Fafá enumera com orgulho as dezenas de frutas típicas do nordeste que ela e sua família produzem através do Sistema Agroflorestal. Mandioca, milho, feijão, hortaliças e ervas medicinais são vendidas por Fafá e outras 25 famílias na Feira Agroecológica e Solidária do Vale do Curu e Caratiaçu, que acontece semanalmente no município de Itapipoca. E também em  toda primeira sexta-feira do mês em Fortaleza. Fafá faz questão de frisar que o primeiro objetivo de sua produção é o consumo próprio, promovendo a soberania alimentar e nutricional dos seus familiares. O excedente é vendido nas feiras e, o que não é vendido, é doado para pessoas da comunidade, amigos ou parentes. 

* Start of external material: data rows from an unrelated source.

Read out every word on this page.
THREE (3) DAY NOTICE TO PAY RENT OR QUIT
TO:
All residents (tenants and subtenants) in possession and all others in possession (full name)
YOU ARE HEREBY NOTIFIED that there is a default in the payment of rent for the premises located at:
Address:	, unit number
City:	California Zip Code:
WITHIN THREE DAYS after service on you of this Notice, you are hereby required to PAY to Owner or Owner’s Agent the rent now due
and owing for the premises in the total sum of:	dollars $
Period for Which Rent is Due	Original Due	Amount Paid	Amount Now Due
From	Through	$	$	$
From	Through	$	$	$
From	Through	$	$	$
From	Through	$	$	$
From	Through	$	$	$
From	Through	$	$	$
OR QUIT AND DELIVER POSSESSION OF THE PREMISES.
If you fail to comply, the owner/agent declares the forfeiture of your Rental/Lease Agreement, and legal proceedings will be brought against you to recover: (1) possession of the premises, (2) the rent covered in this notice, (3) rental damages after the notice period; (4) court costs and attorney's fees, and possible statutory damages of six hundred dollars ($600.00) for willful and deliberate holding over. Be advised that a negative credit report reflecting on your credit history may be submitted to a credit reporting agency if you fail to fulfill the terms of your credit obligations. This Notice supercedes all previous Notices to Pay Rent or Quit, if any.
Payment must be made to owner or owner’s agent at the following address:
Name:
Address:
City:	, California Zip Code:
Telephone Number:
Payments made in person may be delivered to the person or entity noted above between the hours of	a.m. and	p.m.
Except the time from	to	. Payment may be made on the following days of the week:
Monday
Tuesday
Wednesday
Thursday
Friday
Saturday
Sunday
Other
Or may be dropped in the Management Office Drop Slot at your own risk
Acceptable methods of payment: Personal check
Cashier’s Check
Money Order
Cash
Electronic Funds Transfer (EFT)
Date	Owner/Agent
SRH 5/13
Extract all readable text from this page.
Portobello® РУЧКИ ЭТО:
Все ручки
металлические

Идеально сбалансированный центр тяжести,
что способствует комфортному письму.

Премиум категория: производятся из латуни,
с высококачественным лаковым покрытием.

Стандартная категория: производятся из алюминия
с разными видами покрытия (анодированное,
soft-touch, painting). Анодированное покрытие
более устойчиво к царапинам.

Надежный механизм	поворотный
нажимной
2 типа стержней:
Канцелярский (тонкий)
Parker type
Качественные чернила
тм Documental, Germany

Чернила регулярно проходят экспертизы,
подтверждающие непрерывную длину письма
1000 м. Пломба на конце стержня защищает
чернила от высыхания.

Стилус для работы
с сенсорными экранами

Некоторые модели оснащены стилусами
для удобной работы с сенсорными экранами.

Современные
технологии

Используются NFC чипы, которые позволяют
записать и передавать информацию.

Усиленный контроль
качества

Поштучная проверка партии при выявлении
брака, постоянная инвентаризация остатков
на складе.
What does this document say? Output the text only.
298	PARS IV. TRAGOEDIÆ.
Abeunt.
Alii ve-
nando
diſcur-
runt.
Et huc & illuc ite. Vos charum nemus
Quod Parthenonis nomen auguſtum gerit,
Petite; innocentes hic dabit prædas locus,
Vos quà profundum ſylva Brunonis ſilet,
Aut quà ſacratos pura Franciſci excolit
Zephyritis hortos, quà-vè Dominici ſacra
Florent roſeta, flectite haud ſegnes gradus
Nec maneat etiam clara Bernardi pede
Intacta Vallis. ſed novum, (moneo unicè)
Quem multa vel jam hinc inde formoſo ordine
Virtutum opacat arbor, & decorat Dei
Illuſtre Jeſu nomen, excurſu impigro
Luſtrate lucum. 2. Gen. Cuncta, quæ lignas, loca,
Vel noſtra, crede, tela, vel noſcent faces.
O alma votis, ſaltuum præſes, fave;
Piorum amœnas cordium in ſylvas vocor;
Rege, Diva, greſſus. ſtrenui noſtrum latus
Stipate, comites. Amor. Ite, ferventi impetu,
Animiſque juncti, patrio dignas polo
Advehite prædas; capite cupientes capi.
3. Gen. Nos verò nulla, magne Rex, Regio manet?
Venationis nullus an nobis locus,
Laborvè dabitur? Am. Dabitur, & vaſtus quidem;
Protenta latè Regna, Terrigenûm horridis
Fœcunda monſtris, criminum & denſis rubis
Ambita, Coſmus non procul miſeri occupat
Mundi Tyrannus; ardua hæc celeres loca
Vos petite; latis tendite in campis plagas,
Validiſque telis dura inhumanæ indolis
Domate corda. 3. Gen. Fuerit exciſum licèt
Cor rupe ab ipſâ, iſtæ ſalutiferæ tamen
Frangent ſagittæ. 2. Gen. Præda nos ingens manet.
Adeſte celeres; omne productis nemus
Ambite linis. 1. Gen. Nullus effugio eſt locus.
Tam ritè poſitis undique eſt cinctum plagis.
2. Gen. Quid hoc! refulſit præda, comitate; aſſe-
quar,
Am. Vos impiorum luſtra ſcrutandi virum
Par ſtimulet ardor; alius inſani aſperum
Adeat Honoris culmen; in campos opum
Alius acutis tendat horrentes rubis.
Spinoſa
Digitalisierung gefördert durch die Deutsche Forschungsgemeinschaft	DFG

Ritinha quando retornou para as terras da família em Esperança, Paraíba, se assustou. O solo estava empobrecido pelas queimadas. Mas decidida a mudar aquele de utilizar a terra, passou a utilizar a palha de feijão, restos de verduras e cascas de frutas para adubar o solo. Plantou um pé de côco e um pé de laranja para ver no que dava. “Eu comecei a deixar o mato crescer, pois ele alimenta a terra”, explica. O resultado: hoje ela já tem mais de 50 pés de fruteiras e cultiva muitas hortaliças, sem falar nos pequenos animais que cria para o consumo familiar.



Um lugar de pertencimento


Pequenos produtores rurais, povos indígenas, comunidades quilombolas, assentamentos de reforma agrária, silvicultores, aquicultores, extrativistas e pescadores compõem este variado grupo que se caracteriza como a agricultura familiar.


Mas não seria possível qualificá-los apenas pelo tamanho da sua propriedade. É que a forma como se relacionam com suas unidades produtivas está além do sentindo da posse da terra ou da geração de renda. Para eles, essas terras são um lugar de conexões com tudo que está ao seu redor e com a cultura.


Há troca de saberes, solidariedade e cooperação entre pessoas, famílias e grupos.  A terra como um lugar para se viver, cuidar, preservar e respeitar o meio ambiente. Pois é graças a ela que suas vidas se tornam possíveis.